Si l’Allemagne est dans une position de dépendance extrême à l’égard de Gazprom, des pays comme l’Italie, la Grèce, la Bulgarie et même la Turquie (hors UE) sont aussi très dépendants du gaz russe, comme on a pu le constater quand les livraisons ont été suspendues pendant deux semaines au moment du conflit russo-ukrainien de 2009.
Si Gazprom « coupait le robinet »
Dès lors, il suffirait à Gazprom de «couper les robinets» pour qu’en moins de trois mois, l’Union européenne et en particulier l’Allemagne se trouvent dans une situation de pénurie. Particulièrement en hiver et surtout s’il est rigoureux. On observera qu’en cette matière, les Russes ont déjà tiré un coup de semonce en coupant les livraisons pendant quelques heures le 12 décembre dernier.
Seule la France qui a su préserver son parc nucléaire, ne serait que peu impactée par une coupure des livraisons russes. Et l’idée du président Macron de développer de nouvelles petites centrales nucléaires ne pourra que renforcer l’indépendance énergétique de son pays et, conséquemment, le mettre en position de force face à ses voisins qui vont manquer d’électricité.

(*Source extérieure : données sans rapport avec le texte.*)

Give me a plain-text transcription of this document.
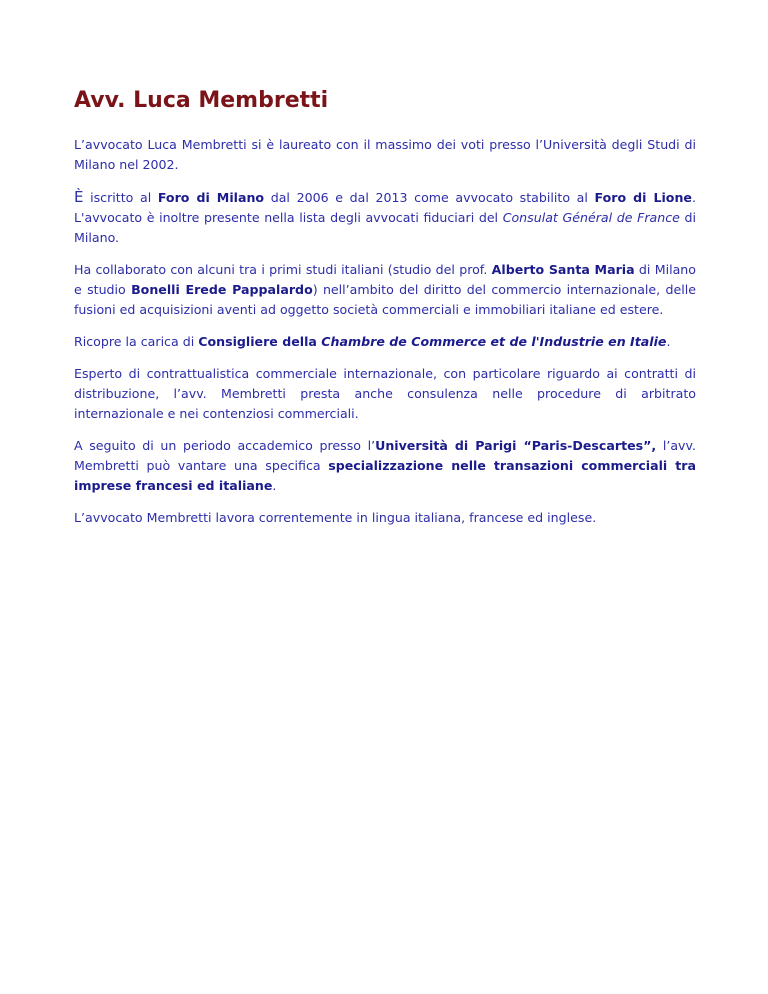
Avv. Luca Membretti

L’avvocato Luca Membretti si è laureato con il massimo dei voti presso l’Università degli Studi di Milano nel 2002.

È iscritto al Foro di Milano dal 2006 e dal 2013 come avvocato stabilito al Foro di Lione. L'avvocato è inoltre presente nella lista degli avvocati fiduciari del Consulat Général de France di Milano.

Ha collaborato con alcuni tra i primi studi italiani (studio del prof. Alberto Santa Maria di Milano e studio Bonelli Erede Pappalardo) nell’ambito del diritto del commercio internazionale, delle fusioni ed acquisizioni aventi ad oggetto società commerciali e immobiliari italiane ed estere.

Ricopre la carica di Consigliere della Chambre de Commerce et de l'Industrie en Italie.

Esperto di contrattualistica commerciale internazionale, con particolare riguardo ai contratti di distribuzione, l’avv. Membretti presta anche consulenza nelle procedure di arbitrato internazionale e nei contenziosi commerciali.

A seguito di un periodo accademico presso l’Università di Parigi “Paris-Descartes”, l’avv. Membretti può vantare una specifica specializzazione nelle transazioni commerciali tra imprese francesi ed italiane.

L’avvocato Membretti lavora correntemente in lingua italiana, francese ed inglese.
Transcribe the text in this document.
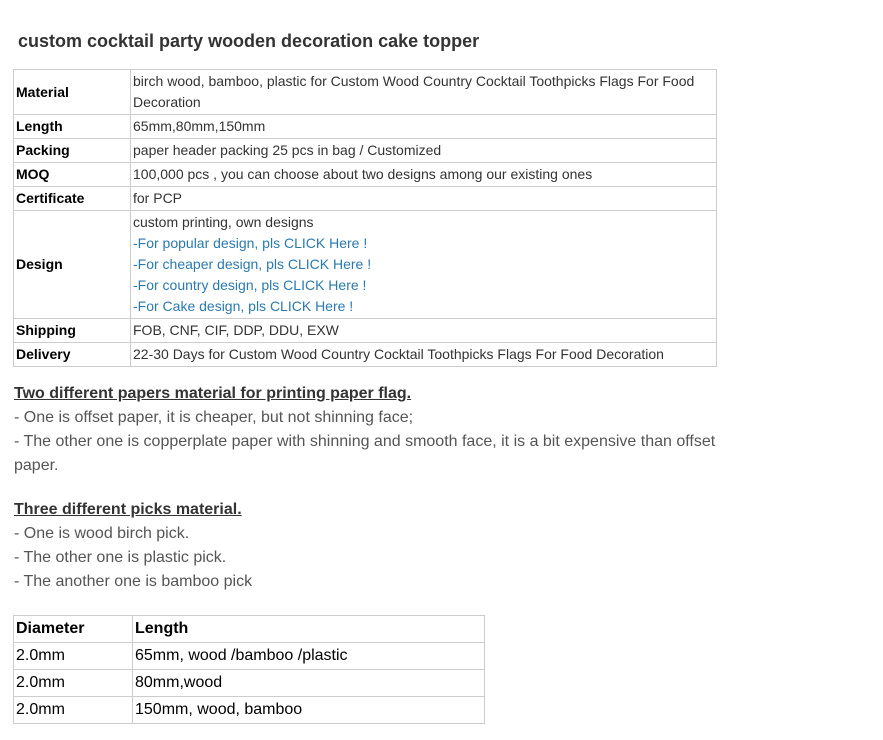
custom cocktail party wooden decoration cake topper
Material	birch wood, bamboo, plastic for Custom Wood Country Cocktail Toothpicks Flags For Food
Decoration

Length	65mm,80mm,150mm
Packing	paper header packing 25 pcs in bag / Customized
MOQ	100,000 pcs , you can choose about two designs among our existing ones
Certificate	for PCP
Design	custom printing, own designs
-For popular design, pls CLICK Here !
-For cheaper design, pls CLICK Here !
-For country design, pls CLICK Here !
-For Cake design, pls CLICK Here !

Shipping	FOB, CNF, CIF, DDP, DDU, EXW
Delivery	22-30 Days for Custom Wood Country Cocktail Toothpicks Flags For Food Decoration
Two different papers material for printing paper flag.
- One is offset paper, it is cheaper, but not shinning face;
- The other one is copperplate paper with shinning and smooth face, it is a bit expensive than offset paper.
Three different picks material.
- One is wood birch pick.
- The other one is plastic pick.
- The another one is bamboo pick
Diameter	Length
2.0mm	65mm, wood /bamboo /plastic
2.0mm	80mm,wood
2.0mm	150mm, wood, bamboo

Les énergies vertes dont ils se gargarisent étant une vaste fumisterie au rendement coûteux et aléatoire dont l’inefficacité n’est plus à démontrer, particulièrement en ce qui concerne l’éolien.
Au cours des derniers mois, les conséquences politiques de cette dépendance allemande a pu être constatée. Il a suffi que le président biélorusse, Alexandre Loukachenko, menace de fermer le pipe line qui traverse son pays pour que l’on voit Mme Merkel se précipiter à Minsk pour tenter de calmer le jeu. Plus près de nous, la semaine dernière, dès que Vladimir Poutine a menacé implicitement de «couper le robinet», on a vu le nouveau chancelier allemand, Olaf Scholz, demander à ses partenaires européens de «faire preuve de sagesse» (sic) dans les menaces de rétorsion à l’égard de la Russie et d’insister pour que l’on retire de l’ordre du jour la proposition d’exclure la Russie du système de paiement international, SWIFT.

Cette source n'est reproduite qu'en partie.